Juliana Byers was one of the hundreds, if not thousands, of Bay Area residents who wanted to attend the upcoming Cake Picnic at the Legion of Honor.
Byers, a 27-year-old nurse and baking enthusiast, had seen a blitz of Instagram posts and stories, and breathless news articles on elegant cakes as far as the eye can see. This was a soiree of baking and buttercream, a celebration of confections and community.
So, when organizers announced the third S.F. iteration of the Cake Picnic scheduled for the end of March, people were ecstatic. This one, a partnership with the Legion of Honor to promote the museum’s upcoming exhibit of painter Wayne Thiebaud and his portraits of sweets, was poised to be the biggest Cake Picnic the city had seen. It would build off the success of their last partnership with the museum, as well as the Cake Picnic’s stops in L.A., New York, and London.
Around 4,000 people, Byers recalled to Gazetteer SF, RSVP’ed to a Partiful event page promoting the upcoming Cake Picnic. But that wasn’t a guarantee of entry. That Partiful page linked to the Cake Picnic’s official website, where people could purchase tickets. The $15 tickets were set to go live last Thursday at 10 a.m. (The Partiful page has since been locked.)
“The entire time, it said ‘sold out’ up until the day that they were supposed to release the tickets,” explained East Bay resident Rachael Rosenberg.
When ticket sales went live, hordes of cake enthusiasts refreshed the page frantically — only to find that $15 tickets had sold out within a minute. Berkeley resident Danielle Platt told Gazetteer that she rushed out of a meeting to purchase tickets at 10:03 a.m., at which point general admission tickets were already gone. The only option left for people who wanted to attend was a premium $65 tier, which included a T-shirt commemorating the Cake Picnic tour. Despite the hefty fee, that eventually sold out, too.
Then came the outrage. Event organizers went radio silent for days, despite their Instagram getting flooded with negative feedback. Elisa Sunga, the main organizer, issued an apology this week in the still-private Partiful page for how the ticket sales were handled, admitting to “a mistake and oversight” on her end. Sunga did not respond to a request for comment from Gazetteer.
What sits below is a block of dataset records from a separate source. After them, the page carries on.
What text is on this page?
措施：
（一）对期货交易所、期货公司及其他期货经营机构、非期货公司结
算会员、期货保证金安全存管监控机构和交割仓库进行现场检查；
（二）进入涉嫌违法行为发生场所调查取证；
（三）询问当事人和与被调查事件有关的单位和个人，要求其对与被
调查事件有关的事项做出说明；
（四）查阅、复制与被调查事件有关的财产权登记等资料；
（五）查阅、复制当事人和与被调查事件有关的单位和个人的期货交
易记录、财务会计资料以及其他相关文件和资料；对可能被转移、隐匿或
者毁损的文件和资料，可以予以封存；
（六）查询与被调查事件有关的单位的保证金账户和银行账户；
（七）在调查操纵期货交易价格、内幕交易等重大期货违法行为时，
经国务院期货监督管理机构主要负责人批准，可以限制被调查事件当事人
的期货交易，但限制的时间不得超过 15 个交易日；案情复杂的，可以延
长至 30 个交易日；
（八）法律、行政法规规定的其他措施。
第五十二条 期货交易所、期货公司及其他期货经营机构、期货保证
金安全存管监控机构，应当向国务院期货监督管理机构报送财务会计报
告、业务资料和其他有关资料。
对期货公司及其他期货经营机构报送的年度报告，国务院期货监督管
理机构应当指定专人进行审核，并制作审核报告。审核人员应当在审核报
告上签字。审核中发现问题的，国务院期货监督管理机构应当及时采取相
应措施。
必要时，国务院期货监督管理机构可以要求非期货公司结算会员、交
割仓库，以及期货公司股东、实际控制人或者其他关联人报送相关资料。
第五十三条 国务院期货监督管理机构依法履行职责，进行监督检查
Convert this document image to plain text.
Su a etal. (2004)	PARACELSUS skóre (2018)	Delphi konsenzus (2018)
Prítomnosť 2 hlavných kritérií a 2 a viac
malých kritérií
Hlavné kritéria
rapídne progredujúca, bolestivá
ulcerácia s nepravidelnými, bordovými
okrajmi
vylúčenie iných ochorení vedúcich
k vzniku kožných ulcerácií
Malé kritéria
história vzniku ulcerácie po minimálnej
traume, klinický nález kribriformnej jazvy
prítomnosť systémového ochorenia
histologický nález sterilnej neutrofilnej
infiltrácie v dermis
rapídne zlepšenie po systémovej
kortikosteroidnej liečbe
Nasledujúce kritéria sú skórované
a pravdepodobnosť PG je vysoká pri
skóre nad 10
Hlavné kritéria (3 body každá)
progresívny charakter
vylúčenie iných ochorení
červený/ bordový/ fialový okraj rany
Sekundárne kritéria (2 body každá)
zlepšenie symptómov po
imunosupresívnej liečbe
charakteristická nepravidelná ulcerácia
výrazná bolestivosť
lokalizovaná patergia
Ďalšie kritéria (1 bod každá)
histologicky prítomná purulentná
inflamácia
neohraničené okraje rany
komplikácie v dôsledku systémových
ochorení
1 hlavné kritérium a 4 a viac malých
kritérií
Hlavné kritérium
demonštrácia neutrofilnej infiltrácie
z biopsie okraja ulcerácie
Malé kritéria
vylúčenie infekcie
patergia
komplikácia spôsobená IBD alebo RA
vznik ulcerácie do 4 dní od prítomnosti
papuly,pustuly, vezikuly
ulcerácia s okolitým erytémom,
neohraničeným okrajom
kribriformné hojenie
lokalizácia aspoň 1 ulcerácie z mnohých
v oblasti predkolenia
“Despite having over 1,000 tickets available, the upcoming event sold out within a minute of going live,” a spokesperson for the Legion Honor told Gazetteer in a statement Tuesday. “We understand the frustration this may have caused and truly appreciate the enthusiasm from our community.”
A top remark on the Cake Picnic’s Instagram post called the ticketing process “a crock.” People blamed scalping bots for snagging all the tickets. A rumor had spread that a select few were able to purchase tickets ahead of time. Sunga confirmed the rumor, and said in her statement that some people were indeed able to purchase tickets early. A small number of tickets were made available to Legion of Honor museum members early.
“So many people were saying it was easier to get tickets to see Taylor Swift than the Picnic,” Rosenberg joked.
Byers said her phone froze up from the volume of angry, confused messages in the Partiful page. The anger, she said, came from a “really intense feeling of unfairness” — that there may have been preferential treatment for some people, that the only way for people to get in was to spend $65, in addition to likely bringing your own homemade cake.
“People were upset about how this just feels like, ‘Yet another community event becomes too exclusive for the average person to attend,’” Byers said. “At pretty much every angle, it became inaccessible.”
Byers sent out an all-caps feeler on Partiful to see if people were interested in an independent Cake Picnic. She started setting plans to gather at Dolores Park. Meanwhile, Platt had set up a separate picnic at Dolores Park that Rosenberg started helping out with.
Eventually, they decided to merge their parties and co-host the whole shebang together. Within hours of setting up their Partiful page, the three co-hosts for the Dolores Park picnic collected 100 RSVPs — filled with people rejected from the main picnic. (They weren’t the only ones with this idea, either: Concurrent parties are being hosted at Golden Gate Park and Fort Mason, with each also securing a hundred-ish RSVPs apiece.)
The trio didn’t anticipate the torrent of interest that would come for their humble cake celebration — even though they knew that people wanted to bake and share their own cakes.
“We decided to close the RSVPs because we didn't want 7,000 people showing up and we’re not able to accommodate that or it becomes chaos,” Platt explained, describing the event as a “container” for people to join rather than a formal, ticketed event. (The other two events still have open RSVPs as of publication time.)
“There definitely is a little bit of concern that things will be out of hand,” Byers added, with a laugh, “But I feel like people are usually pretty well-behaved at baking events.”
Instead of the official trademarked Cake Picnic hosting one mega-event come March 29, the city will be awash with un-trademarked, unofficial picnics. Let them eat cake.